Probably everyone has heard of it: the catalytic converter. But only very few Vespa riders know what the catalytic converter is really responsible for. Due to the relatively new technology, catalytic converters were only installed in the newer Vespa models. This also makes sense, as a catalytic converter is primarily used to comply with the limit values required for an exhaust emission test. This test, or AU for short, is only required for light motorbikes and motorbikes registered after 01.01.1989.
Structure as the key to success
The catalytic converter consists of several different components. These components are coated with special precious metals to filter the burnt pollutants from the engine. There are many thin channels in the catalytic converter, most of which are coated with aluminium oxide. These thin channels have a rough surface so that the surface area is increased to absorb the pollutants. These channels contain various precious metals such as platinum or palladium. From these channels equipped with precious metals, there is in many cases a connection possibility for the lambda probe via a ceramic carrier. As a sensor, the probe detects the composition of the mixture and thus measures the residual oxygen content of the exhaust gas. This information is then passed on to a control unit and enables an adapted mixture feed.
Many chemical processes
The name of the catalytic converter comes from its chemical process. In layman’s terms, it is based on very complex catalytic reactions. Pollutants such as hydrocarbons, carbon monoxide and nitrogen oxides are converted by oxidation or by reduction to the unproblematic substances carbon dioxide, water and nitrogen. At high engine operating temperatures, almost 100% of the exhaust gases can be converted in this way.

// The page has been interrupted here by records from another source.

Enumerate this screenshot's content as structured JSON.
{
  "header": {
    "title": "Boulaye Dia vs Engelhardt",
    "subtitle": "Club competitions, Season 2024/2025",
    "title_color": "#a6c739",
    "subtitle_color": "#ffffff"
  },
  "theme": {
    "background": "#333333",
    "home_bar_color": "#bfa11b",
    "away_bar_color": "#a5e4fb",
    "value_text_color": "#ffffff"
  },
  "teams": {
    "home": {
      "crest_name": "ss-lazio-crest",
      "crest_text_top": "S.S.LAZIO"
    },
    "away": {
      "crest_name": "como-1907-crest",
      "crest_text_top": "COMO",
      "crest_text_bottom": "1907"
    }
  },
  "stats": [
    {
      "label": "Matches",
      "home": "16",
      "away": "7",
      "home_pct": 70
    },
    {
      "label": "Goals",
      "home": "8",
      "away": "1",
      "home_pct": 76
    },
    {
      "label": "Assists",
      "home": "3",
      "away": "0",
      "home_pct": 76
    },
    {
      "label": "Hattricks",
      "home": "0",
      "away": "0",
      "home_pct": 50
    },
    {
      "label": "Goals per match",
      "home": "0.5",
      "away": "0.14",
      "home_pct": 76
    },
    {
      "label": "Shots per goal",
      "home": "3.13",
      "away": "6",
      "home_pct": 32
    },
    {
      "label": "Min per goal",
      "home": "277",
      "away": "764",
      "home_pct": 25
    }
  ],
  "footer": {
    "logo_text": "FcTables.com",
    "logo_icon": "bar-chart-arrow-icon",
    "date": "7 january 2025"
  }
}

Three-way catalytic converter for Vespas
Due to constantly changing requirements for environmental protection and exhaust emissions, catalytic converters are constantly being further developed. Especially in recent years, many new types of catalytic converters have been developed. However, the original three-way catalytic converters were and are still used in all Vespas. The name of the type comes from the conversion of the three air pollutants mentioned above. The prerequisite for this is the constant supply of a constant petrol-air mixture, which is produced by the carburettor. In order to achieve an optimal conversion of the substances, the lambda-1 value must be maintained. This is given when the mixture consists of 14.7 parts air and one part fuel. The lambda sensor takes over the measurement of the mixture and controls the feed.
Excellent upgrade solutions for many models
While the lambda sensor and the catalytic converter – as mentioned at the beginning – are installed in newer models anyway, all older models lack such a control option. In the meantime, there are special lambda sensors for retrofitting, which can be retrofitted in combination with the SIP rev counter on almost all wide, large and small frame models.
There, the combustion air ratio is automatically displayed and shows whether the Vespa is running too rich or too lean without annoying unscrewing of the spark plug or countless test drives. Even though the catalytic converter can no longer be retrofitted in older models, retrofitting a lambda sensor is a good way to reduce exhaust emissions.
For newer models, there are various suppliers who offer special catalytic converters for retrofitting. The catalytic converter is simply inserted into the intermediate pipe and is immediately ready for use without further adjustment. In this way, the required exhaust emission values can be met without having to sacrifice performance at the same time. Approval is also not jeopardised by the approved retrofit catalytic converters.
In times of increasingly questionable exhaust values, catalytic converters offer a simple way to drastically reduce scooter emissions. In the coming years, the focus will also be on shortening the starting phase even further. In the first few minutes after starting, most exhaust gases are emitted because the engine has not yet reached operating temperature and the catalytic converter is not yet working.
To ensure that future generations can still have fun with what is perhaps the most beautiful scooter in the world, a functioning catalytic converter should always be available.